Individuals suffering from tetraplegia as a result of cervical spinal cord injury, brainstem stroke, or amyotrophic lateral sclerosis (ALS) cannot independently perform tasks of daily living. In many cases, these conditions do not have effective therapies and the only intervention is the provision of assistive devices to increase independence and quality of life. However, currently available devices suffer from usability issues and are limiting for both the patient and caregiver. One of the most progressive alternative strategies for assistive devices is the use of brain-computer interface (BCI) technology to translate intention signals directly from sensors in the brain into computer or device action. Preclinical primate research and recent human clinical pilot studies have demonstrated success in restoring function to disabled individuals using sensors implanted directly in motor regions of the brain. Other preclinical primate research has demonstrated effective intention translation from sensors implemented in cognitive regions of the brain and that this information complements information from the motor regions. The current proposal seeks to build on these studies and to test the safety aspects related to implanting two sensors, each a microelectrode array, into both the motor and cognitive regions of the brain in motor impaired humans. Secondary objectives include feasibility evaluation of the complementary sensors in their ability to support effective assistive communication.
Study Type
INTERVENTIONAL
Allocation
NA
Purpose
DEVICE_FEASIBILITY
Masking
NONE
Enrollment
2
Comprises an electrode array in prefrontal cortex, another in motor cortex, Blackrock NeuroPort system and connectors, augmentative assistive communication application, robotic arm, and virtual reality environment.
The Ottawa Hospital
Ottawa, Ontario, Canada
RECRUITINGRate of adverse events
Transcutaneous connector will be assessed by physician 3-4 times per week for skull and scalp health and lack of infection. All adverse events associated with the system will be measured.
Time frame: 6 months
Change in quality of life as assessed by McGill Quality of Life questionnaire.
McGill Quality of Life questionnaire will be administered monthly; shortened version will be administered 3-4 times per week.
Time frame: 6 months
Percentage of allotted time spent with each augmentative and assistive communication technology.
At the end of most experimental sessions, the participant will have time to operate the NCC to control augmentative and assistive communication (AAC) technologies such as robotic arms or spellers. We will measure the percentage of allotted time that the participant spends operating each AAC technology, or choosing not to operate any AAC technology. The data will be aggregated across all AAC sessions with time allotted to AAC operation.
Time frame: 6 months
Information transfer rate (measured in bits per second) achieved by each participant calculated during closed-loop operation of the neuroprosthetic device, aggregated across trials within a task.

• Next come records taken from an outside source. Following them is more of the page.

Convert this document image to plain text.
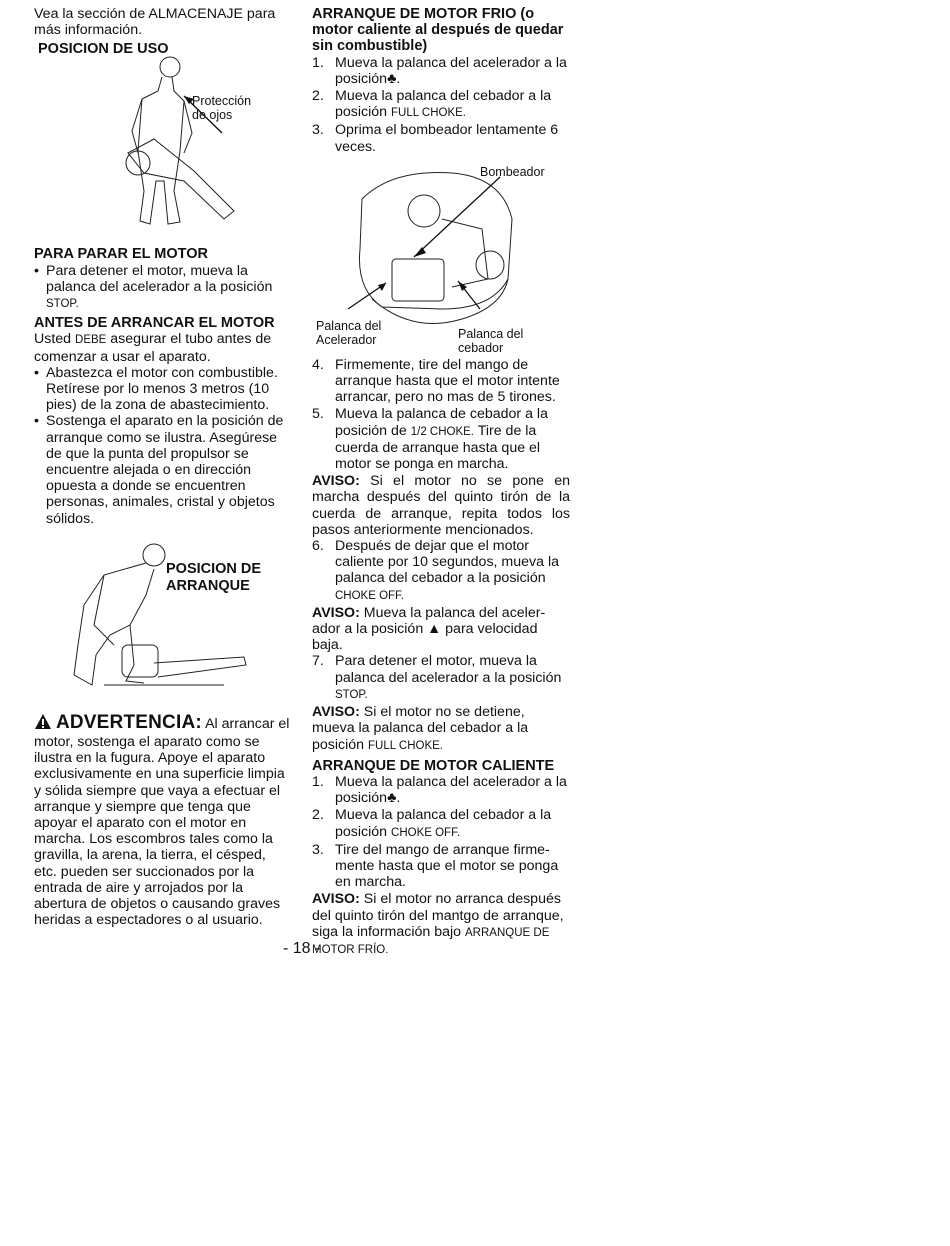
Vea la sección de ALMACENAJE para más información.

POSICION DE USO

Protección de ojos

PARA PARAR EL MOTOR

• Para detener el motor, mueva la palanca del acelerador a la posición STOP.

ANTES DE ARRANCAR EL MOTOR

Usted DEBE asegurar el tubo antes de comenzar a usar el aparato.

• Abastezca el motor con combustible. Retírese por lo menos 3 metros (10 pies) de la zona de abastecimiento.
• Sostenga el aparato en la posición de arranque como se ilustra. Asegúrese de que la punta del propulsor se encuentre alejada o en dirección opuesta a donde se encuentren personas, animales, cristal y objetos sólidos.

POSICION DE

ARRANQUE

ADVERTENCIA: Al arrancar el motor, sostenga el aparato como se ilustra en la fugura. Apoye el aparato exclusivamente en una superficie limpia y sólida siempre que vaya a efectuar el arranque y siempre que tenga que apoyar el aparato con el motor en marcha. Los escombros tales como la gravilla, la arena, la tierra, el césped, etc. pueden ser succionados por la entrada de aire y arrojados por la abertura de objetos o causando graves heridas a espectadores o al usuario.

ARRANQUE DE MOTOR FRIO (o motor caliente al después de quedar sin combustible)

1. Mueva la palanca del acelerador a la posición♣.
2. Mueva la palanca del cebador a la posición FULL CHOKE.
3. Oprima el bombeador lentamente 6 veces.
Bombeador
Palanca del Acelerador	Palanca del cebador
4. Firmemente, tire del mango de arranque hasta que el motor intente arrancar, pero no mas de 5 tirones.
5. Mueva la palanca de cebador a la posición de 1/2 CHOKE. Tire de la cuerda de arranque hasta que el motor se ponga en marcha.

AVISO: Si el motor no se pone en marcha después del quinto tirón de la cuerda de arranque, repita todos los pasos anteriormente mencionados.

6. Después de dejar que el motor caliente por 10 segundos, mueva la palanca del cebador a la posición CHOKE OFF.

AVISO: Mueva la palanca del aceler-ador a la posición ▲ para velocidad baja.

7. Para detener el motor, mueva la palanca del acelerador a la posición STOP.

AVISO: Si el motor no se detiene, mueva la palanca del cebador a la posición FULL CHOKE.

ARRANQUE DE MOTOR CALIENTE

1. Mueva la palanca del acelerador a la posición♣.
2. Mueva la palanca del cebador a la posición CHOKE OFF.
3. Tire del mango de arranque firme-mente hasta que el motor se ponga en marcha.

AVISO: Si el motor no arranca después del quinto tirón del mantgo de arranque, siga la información bajo ARRANQUE DE MOTOR FRÍO.

- 18 -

Participants will perform repeated trials of experimental tasks designed to activate recorded brain regions. Task progression will be modulated by neuronal activity. Successful completion of the task will require volitional modulation of neuronal activity. Task performance will be quantified by the information transfer rate which is calculated from the number of bits of information communicated by each trial's selection(s) and the amount of time it took to complete a trial.
Time frame: 6 months
Coefficients of neuronal activity covariance matrix and their dependence on task performance.
Neuronal activity time series covary across neurons within a brain region and across brain regions. The degree of covariance will be recorded in the coefficients of the covariance matrix, scaled from -1 to +1. The covariance matrix will be recorded under different task conditions.